DNA profiles of individuals who are related to each other are more likely to contain similarities than the profiles of unrelated individuals. A familial search of the National DNA Database looks for these similarities to identify a list of potential close relatives of the offender.

A further filtering process is applied to prioritise those with the greatest degree of similarity to the DNA profile gained from the victim or crime scene.
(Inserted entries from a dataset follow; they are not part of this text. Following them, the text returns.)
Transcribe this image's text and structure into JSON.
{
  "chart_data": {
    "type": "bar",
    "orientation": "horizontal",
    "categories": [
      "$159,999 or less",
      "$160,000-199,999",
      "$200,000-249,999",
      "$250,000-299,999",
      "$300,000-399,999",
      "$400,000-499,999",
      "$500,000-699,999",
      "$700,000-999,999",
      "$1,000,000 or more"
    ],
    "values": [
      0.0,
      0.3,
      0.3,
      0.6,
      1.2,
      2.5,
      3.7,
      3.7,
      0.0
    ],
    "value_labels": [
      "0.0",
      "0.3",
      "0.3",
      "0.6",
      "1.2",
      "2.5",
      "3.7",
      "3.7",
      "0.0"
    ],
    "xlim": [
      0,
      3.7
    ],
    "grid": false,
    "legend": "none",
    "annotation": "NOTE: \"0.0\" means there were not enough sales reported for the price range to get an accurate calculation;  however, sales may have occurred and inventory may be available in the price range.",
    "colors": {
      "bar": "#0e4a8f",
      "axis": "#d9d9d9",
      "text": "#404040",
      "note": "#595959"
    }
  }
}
Detectives can then look into the family connections of those on the list, with prioritising further using known facts from the case.

Det Ch Insp Rick Munns said: “This is the first occasion we have been successful in using familial DNA to solve a case like this in Suffolk. This relatively new advance in forensic science has meant we have been able to identify a suspect who for 19 years believed he had escaped justice.

“This result sends a very clear message to anyone who thinks they have escaped justice for similar offences. With every advance in science it is only a matter of time before they too are arrested.”

Judith Cunnison, Specialist Advisor for the Forensic Science Service said: “These cases may lie dormant but they are never forgotten.”